I usually watch the news several times a day but Friday I was busy spending time with Beth, fellow blogger, and so I didn’t find out until around 3:00 when I logged on to social media and noticed a buzz about something tragic. Like many other mom bloggers out there, the news hit me to the core as I cuddled my baby girl and watched the news about the shooting. When you have a baby (or any age kid for that matter) there is a deep desire in your soul to protect your child from the hate and brokenness in the world. As I watched the news she cooed and giggled in my lap, completely oblivious to the sadness and groaning the entire country was experiencing at the time. In fact, my baby girl will hear about this one day when she is older and feel distant from it, much like many of the current high school students feel so distant from the 9-11 tragedy that we all remember so clearly. And that is okay, that she will never quite feel the depth of sadness that the rest of us felt that day and continue to feel as we think about the events on Friday.
But there is one thing that I do hope she understands one day. I hope she understands this world is Broken and it is not our permanent home. I hope she believes in a God who is good and loving and who will rescue us from this world (even if that is in our death). A God who sent his son to this broken world to save her. Who has love for her so deep that he would sacrifice the one thing closest to him, his son Jesus, and allow him to come here to be mocked, beaten, and killed, for her sake, for all of us.
When I stop and think about Jesus as a baby coming to this earth to be killed and ripped (temporarily) from God’s grasp, I can not really fathom how hard that must have been. Now that I have a baby of my own, I can begin to understand how unbearable that must have been for God. The part that is the hardest to really understand is not the death, but the rejection that had to accompany that death. You see, Jesus bore the weight of this broken world. He bore the hatred, the pride, the deceit the murderous deeds and thoughts, all of the sins. And because of that God could not even look upon his son, he had to turn his face, reject him, because God is good and at that moment his son took on all that is not good. And though he knew that Jesus would rise again and be restored to his arms, He still had to watch it happen.
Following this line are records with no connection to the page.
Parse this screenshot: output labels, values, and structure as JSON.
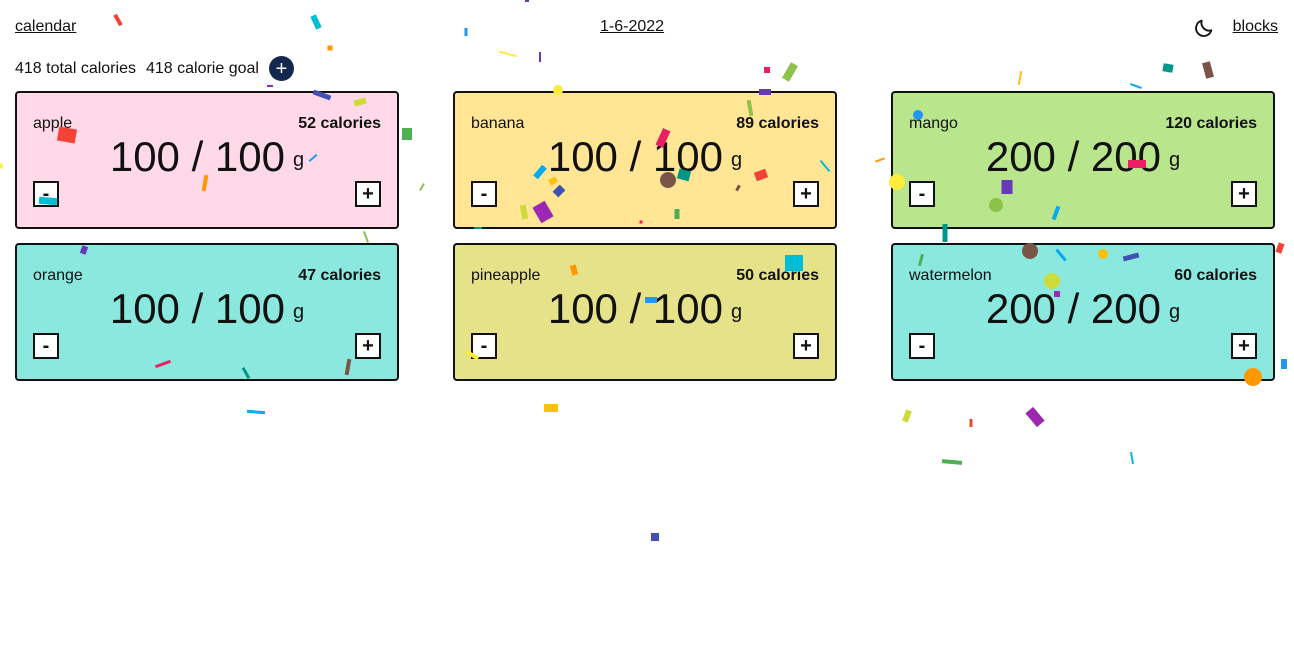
{
  "header": {
    "calendar_label": "calendar",
    "date_label": "1-6-2022",
    "blocks_label": "blocks",
    "theme_icon": "moon-icon"
  },
  "summary": {
    "total_calories": "418 total calories",
    "calorie_goal": "418 calorie goal",
    "add_label": "+"
  },
  "foods": [
    {
      "name": "apple",
      "calories": "52 calories",
      "amount": "100 / 100",
      "unit": "g",
      "color": "#ffd9e8",
      "minus": "-",
      "plus": "+"
    },
    {
      "name": "banana",
      "calories": "89 calories",
      "amount": "100 / 100",
      "unit": "g",
      "color": "#ffe594",
      "minus": "-",
      "plus": "+"
    },
    {
      "name": "mango",
      "calories": "120 calories",
      "amount": "200 / 200",
      "unit": "g",
      "color": "#b9e58d",
      "minus": "-",
      "plus": "+"
    },
    {
      "name": "orange",
      "calories": "47 calories",
      "amount": "100 / 100",
      "unit": "g",
      "color": "#8be8de",
      "minus": "-",
      "plus": "+"
    },
    {
      "name": "pineapple",
      "calories": "50 calories",
      "amount": "100 / 100",
      "unit": "g",
      "color": "#e6e28a",
      "minus": "-",
      "plus": "+"
    },
    {
      "name": "watermelon",
      "calories": "60 calories",
      "amount": "200 / 200",
      "unit": "g",
      "color": "#8be8de",
      "minus": "-",
      "plus": "+"
    }
  ],
  "confetti_colors": [
    "#f44336",
    "#e91e63",
    "#9c27b0",
    "#673ab7",
    "#3f51b5",
    "#2196f3",
    "#03a9f4",
    "#00bcd4",
    "#009688",
    "#4caf50",
    "#8bc34a",
    "#cddc39",
    "#ffeb3b",
    "#ffc107",
    "#ff9800",
    "#795548"
  ]
}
God still had to hear his son say “My God, My God, why have you forsaken me?” He had to keep his face turned while his Son was ripped from his being.
I have a baby, who is sleeping in the other room dreaming sweet baby dreams, whose worst nightmare right now is that mommy won’t giver her milk in time. Her life is pure innocence. However, she lives in this broken world under my care. I am unable to protect her from the brokenness forever. One day she will see it with her own eyes and understand it with her own heart. I pray that on that day her heart will hurt and long for something bigger and good. Long for a God who is love and turn to him. I pray that like her father and I, she will find that God.
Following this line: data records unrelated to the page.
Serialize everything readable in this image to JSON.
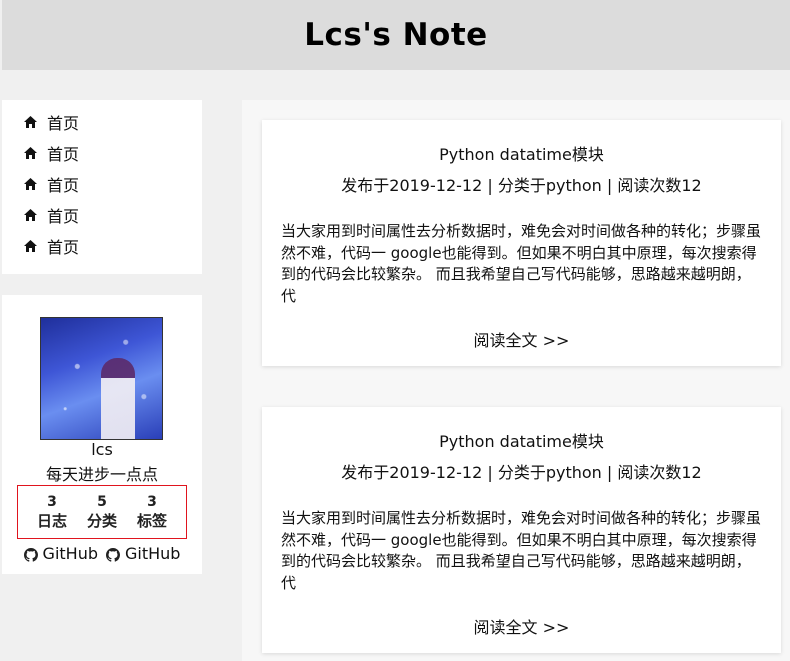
{
  "header": {
    "title": "Lcs's Note"
  },
  "nav": {
    "items": [
      {
        "label": "首页",
        "icon": "home-icon"
      },
      {
        "label": "首页",
        "icon": "home-icon"
      },
      {
        "label": "首页",
        "icon": "home-icon"
      },
      {
        "label": "首页",
        "icon": "home-icon"
      },
      {
        "label": "首页",
        "icon": "home-icon"
      }
    ]
  },
  "profile": {
    "name": "lcs",
    "motto": "每天进步一点点",
    "stats": [
      {
        "count": "3",
        "label": "日志"
      },
      {
        "count": "5",
        "label": "分类"
      },
      {
        "count": "3",
        "label": "标签"
      }
    ],
    "social": [
      {
        "label": "GitHub",
        "icon": "github-icon"
      },
      {
        "label": "GitHub",
        "icon": "github-icon"
      }
    ],
    "stats_border_color": "#e0141e"
  },
  "posts": [
    {
      "title": "Python datatime模块",
      "meta": "发布于2019-12-12 | 分类于python | 阅读次数12",
      "excerpt": "当大家用到时间属性去分析数据时，难免会对时间做各种的转化；步骤虽然不难，代码一 google也能得到。但如果不明白其中原理，每次搜索得到的代码会比较繁杂。 而且我希望自己写代码能够，思路越来越明朗，代",
      "read_more": "阅读全文 >>"
    },
    {
      "title": "Python datatime模块",
      "meta": "发布于2019-12-12 | 分类于python | 阅读次数12",
      "excerpt": "当大家用到时间属性去分析数据时，难免会对时间做各种的转化；步骤虽然不难，代码一 google也能得到。但如果不明白其中原理，每次搜索得到的代码会比较繁杂。 而且我希望自己写代码能够，思路越来越明朗，代",
      "read_more": "阅读全文 >>"
    }
  ]
}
My job until that day (and beyond) is to be the light that guides her there. My job is to teach her about His love and peace. To help her to understand his sacrifice. But the thing is, I am part of this broken world too, which makes me broken. It makes us all broken. I can not do this task alone. I must rely on God, I must give up all control over her path to Him. And that is the hardest thing I will ever have to do.
My heart hurts for the families in Connecticut that lost their babies, mommies and sisters and for the children who experienced pure evil and lived. Those families will never be the same. I pray that they turn to God, not away from him. I pray that they one day feel His peace again and one day find healing for their broken hearts. I pray that the world will look for God’s light in this brokenness, because God is the only reason we have to go on to another day in light of Friday’s tragedy.


















Amen, Allison. Very well said.
This is an absolutely beautiful commentary. I posted something similar awhile back about how I wish so badly that I could protect my 4-month-old from the darkness that is so much a part of this world. It makes me a homesick for heaven, where there will be no death, no tears, and no evil. But until we’re all home with Jesus, all we can do as mothers is our very best, and follow the example that Jesus set for us.
This is so beautiful, Allison. I don’t know how people make it without God. THanks for linking up to Desire to Inspire!